Mass death by illness, starvation and suicide begins even before every settler has disembarked from the fetid hold of the Mayflower. Onshore, the community barely survives a harsh New England winter. There's a macabre reason so few of the many who died that season have proper graves. (Spoiler: it wasn't cannibalism. Yay!)
Even as the Plymouth Plantation rises to its feet, it loses its leader and dips into conflicts with the local tribes that will, in a generation's time, turn into bloody war. The specter of future genocide haunts "The Pilgrims" at all times. Add to that the fact that the Puritan's pilgrimage was corrupted from the outset (a good portion of those who came over on the Mayflower were seeking beaver pelts, not salvation), and it's a historic bummer.
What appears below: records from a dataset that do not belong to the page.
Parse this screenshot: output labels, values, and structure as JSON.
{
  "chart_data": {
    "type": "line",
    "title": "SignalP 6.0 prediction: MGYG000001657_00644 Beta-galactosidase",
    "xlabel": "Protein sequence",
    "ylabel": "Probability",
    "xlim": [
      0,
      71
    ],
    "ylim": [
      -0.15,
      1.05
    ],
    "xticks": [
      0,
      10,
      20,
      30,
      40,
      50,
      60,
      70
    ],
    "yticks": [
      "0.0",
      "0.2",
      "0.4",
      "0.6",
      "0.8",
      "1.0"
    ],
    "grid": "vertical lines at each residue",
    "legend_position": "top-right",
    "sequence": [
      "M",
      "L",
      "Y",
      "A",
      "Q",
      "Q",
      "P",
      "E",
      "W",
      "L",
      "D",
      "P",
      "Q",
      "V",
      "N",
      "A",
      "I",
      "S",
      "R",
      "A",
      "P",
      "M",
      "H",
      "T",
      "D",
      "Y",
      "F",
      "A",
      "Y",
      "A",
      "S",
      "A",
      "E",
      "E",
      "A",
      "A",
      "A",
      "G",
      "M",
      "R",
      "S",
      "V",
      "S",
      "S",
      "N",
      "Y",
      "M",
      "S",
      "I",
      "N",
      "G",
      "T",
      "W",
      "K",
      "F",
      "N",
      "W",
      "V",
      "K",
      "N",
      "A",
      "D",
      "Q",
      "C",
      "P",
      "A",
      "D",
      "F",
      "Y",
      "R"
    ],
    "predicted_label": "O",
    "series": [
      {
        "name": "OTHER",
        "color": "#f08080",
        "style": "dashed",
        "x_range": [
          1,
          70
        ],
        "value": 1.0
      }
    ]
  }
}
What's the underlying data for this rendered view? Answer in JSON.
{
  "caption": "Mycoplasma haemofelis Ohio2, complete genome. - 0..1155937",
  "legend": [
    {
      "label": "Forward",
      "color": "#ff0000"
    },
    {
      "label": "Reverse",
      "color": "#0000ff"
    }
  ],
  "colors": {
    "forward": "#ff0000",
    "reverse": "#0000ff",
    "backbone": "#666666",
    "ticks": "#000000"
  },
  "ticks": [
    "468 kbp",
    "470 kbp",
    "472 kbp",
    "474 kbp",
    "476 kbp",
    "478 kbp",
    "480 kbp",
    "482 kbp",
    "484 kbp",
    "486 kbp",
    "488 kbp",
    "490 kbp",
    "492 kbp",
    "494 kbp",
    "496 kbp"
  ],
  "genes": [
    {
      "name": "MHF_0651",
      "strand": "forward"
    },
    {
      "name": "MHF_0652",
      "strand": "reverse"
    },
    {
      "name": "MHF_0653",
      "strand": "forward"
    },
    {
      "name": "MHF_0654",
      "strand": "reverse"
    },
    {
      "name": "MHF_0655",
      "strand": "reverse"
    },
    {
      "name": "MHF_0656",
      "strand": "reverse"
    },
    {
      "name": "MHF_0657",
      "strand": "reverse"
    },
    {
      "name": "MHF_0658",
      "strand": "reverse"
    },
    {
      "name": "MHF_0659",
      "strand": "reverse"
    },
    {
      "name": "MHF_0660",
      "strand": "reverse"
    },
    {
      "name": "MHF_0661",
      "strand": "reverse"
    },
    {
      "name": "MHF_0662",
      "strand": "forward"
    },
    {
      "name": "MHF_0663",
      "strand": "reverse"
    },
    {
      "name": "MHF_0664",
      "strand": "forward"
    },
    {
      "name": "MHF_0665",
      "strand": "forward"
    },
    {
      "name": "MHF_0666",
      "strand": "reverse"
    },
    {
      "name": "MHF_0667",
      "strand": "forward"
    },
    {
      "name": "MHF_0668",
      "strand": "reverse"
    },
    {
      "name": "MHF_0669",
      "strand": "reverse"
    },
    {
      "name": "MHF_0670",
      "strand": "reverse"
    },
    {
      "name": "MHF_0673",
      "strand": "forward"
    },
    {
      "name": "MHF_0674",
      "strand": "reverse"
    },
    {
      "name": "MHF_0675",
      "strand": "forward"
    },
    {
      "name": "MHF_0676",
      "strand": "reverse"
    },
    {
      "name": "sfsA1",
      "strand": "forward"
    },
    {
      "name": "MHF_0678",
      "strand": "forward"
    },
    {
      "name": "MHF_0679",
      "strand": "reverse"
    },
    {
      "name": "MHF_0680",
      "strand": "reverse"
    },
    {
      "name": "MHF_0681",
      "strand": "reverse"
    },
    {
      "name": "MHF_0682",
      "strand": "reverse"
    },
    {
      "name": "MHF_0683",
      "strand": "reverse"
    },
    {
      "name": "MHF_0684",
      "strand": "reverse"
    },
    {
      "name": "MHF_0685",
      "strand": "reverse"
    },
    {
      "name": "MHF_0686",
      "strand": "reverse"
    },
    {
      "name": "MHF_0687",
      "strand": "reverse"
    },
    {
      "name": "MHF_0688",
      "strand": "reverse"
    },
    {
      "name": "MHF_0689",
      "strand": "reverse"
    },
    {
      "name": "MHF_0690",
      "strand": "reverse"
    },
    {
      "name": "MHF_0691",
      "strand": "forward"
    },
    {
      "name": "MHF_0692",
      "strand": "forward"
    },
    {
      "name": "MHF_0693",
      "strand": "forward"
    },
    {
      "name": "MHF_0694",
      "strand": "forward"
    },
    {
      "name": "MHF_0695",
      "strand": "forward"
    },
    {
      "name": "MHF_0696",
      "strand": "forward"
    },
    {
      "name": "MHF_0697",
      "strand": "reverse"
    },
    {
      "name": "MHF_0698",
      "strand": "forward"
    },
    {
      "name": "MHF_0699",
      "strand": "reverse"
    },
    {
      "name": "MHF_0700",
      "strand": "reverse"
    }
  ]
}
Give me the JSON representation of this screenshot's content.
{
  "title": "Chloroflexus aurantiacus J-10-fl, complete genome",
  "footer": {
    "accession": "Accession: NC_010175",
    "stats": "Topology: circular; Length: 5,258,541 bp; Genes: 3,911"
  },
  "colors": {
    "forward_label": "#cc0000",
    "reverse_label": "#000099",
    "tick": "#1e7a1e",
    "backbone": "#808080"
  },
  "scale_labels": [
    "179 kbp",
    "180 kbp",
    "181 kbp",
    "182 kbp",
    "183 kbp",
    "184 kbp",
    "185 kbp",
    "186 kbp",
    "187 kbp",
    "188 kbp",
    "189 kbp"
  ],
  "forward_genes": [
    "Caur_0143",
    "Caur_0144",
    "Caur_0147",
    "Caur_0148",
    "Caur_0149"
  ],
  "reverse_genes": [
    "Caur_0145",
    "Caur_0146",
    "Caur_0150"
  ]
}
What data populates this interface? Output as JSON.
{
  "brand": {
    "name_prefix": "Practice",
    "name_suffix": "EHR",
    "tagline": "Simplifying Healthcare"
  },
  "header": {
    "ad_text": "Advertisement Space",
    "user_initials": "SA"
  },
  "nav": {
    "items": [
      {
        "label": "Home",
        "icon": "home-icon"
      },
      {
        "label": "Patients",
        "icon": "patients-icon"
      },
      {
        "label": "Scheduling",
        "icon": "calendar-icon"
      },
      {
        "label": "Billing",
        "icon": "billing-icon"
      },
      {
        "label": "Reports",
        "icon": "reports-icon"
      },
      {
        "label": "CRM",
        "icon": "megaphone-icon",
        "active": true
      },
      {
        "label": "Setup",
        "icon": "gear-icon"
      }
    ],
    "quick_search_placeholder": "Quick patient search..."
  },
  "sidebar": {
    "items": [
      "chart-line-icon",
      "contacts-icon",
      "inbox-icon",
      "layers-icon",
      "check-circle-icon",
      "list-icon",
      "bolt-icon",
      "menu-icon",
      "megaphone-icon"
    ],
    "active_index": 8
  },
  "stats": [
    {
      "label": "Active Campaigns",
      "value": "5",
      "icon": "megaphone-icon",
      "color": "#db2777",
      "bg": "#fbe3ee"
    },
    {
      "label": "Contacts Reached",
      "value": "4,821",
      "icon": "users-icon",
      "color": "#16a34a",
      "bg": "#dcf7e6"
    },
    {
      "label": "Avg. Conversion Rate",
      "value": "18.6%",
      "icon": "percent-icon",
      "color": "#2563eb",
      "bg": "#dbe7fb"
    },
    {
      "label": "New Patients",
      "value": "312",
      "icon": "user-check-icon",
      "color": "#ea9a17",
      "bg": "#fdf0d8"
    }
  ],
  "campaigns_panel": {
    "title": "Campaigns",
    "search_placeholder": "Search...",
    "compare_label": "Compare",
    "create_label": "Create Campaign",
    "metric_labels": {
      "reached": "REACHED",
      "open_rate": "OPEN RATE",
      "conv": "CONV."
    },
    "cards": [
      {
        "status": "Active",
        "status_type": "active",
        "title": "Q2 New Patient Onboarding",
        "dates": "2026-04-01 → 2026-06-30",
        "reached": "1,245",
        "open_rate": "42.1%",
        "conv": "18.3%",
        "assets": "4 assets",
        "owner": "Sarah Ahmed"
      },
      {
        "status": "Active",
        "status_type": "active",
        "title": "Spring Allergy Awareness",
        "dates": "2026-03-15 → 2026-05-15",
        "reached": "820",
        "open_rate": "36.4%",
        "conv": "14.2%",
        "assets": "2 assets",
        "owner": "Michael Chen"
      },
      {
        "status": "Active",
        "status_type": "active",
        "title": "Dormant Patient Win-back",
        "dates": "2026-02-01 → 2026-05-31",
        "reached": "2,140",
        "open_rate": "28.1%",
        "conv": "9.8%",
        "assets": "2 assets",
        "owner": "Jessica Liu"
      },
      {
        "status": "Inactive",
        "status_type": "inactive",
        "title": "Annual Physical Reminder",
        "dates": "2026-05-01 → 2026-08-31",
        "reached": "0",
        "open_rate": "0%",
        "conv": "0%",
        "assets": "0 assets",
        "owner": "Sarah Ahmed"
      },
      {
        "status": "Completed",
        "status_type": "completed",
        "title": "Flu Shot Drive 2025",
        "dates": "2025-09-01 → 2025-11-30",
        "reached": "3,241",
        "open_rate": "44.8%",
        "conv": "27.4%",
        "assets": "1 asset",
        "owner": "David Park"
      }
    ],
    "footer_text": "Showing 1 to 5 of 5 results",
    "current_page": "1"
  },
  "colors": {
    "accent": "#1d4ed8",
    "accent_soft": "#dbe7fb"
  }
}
And, yet, there's a sweet and defiant humanism at work alongside all these moments that seem plucked from "The Revenant," most of them delivered by the surviving testimony of Plymouth leader William Bradford.
The words of the plantation's governor and unofficial poet laureate anchor "The Pilgrims," revealing a mind keenly aware of the failure of the group's initial efforts, yet absolutely steadfast in its faith in a vision of a New World. Played beautifully by the late Roger Rees — who gritted through terminal cancer to finish the production — his hard pragmatism with boundless idealism positions Bradford as the first true American writer and his "On Plymouth Plantation" the first true American text.
Not to spoil much or give away the great turnaround of "The Pilgrims," it is through his words that this near-forlorn colony becomes something mythic, something integral to our understanding of ourselves. Rees' quiet, yet inflamed, portrayal of him does the same for the film.
So, yes, Burns stains our childhood images of Pilgrims breaking bread with the Wampanoag with starvation, disease, genocide, incompetence and a form of Christianity almost entirely alien to most Americans. Yet he presents those maladies and the plantation's first stabs at democracy as the ghosts of things to come, making the story of these "first Americans" a diorama of all American history. More importantly, he frames Bradford's constant focus on the horizon, on the future, as the beginning of the American mindset.
Throughout, Burns breaks down the falsehoods of our national-origin myth, revealing how — in ways you may not expect — that moment was indeed our birth, for better or worse.
In all its detailed coverage, the idea of a "first Thanksgiving" speeds in and out of "The Pilgrims," presented only as a general likelihood rather than a historical fact. But, hey, given that — as the film says — Thanksgiving didn't really begin in earnest until the Lincoln administration forwarded it as a mid-war morale booster some 242 years after the English Puritan settlers maybe, possibly broke bread with the Wampanoag near the shores of Plymouth Bay, that's only appropriate. Burns calls bullshit on the myth, then gives you enough cheer and hope to down another plate of stuffing.
Right here, right now, this deft ability to pair brutal honesty and generosity makes "The Pilgrims" something more than a seasonal diversion. It may be a necessary one.
"The Pilgrims" is available for streaming on Amazon Prime.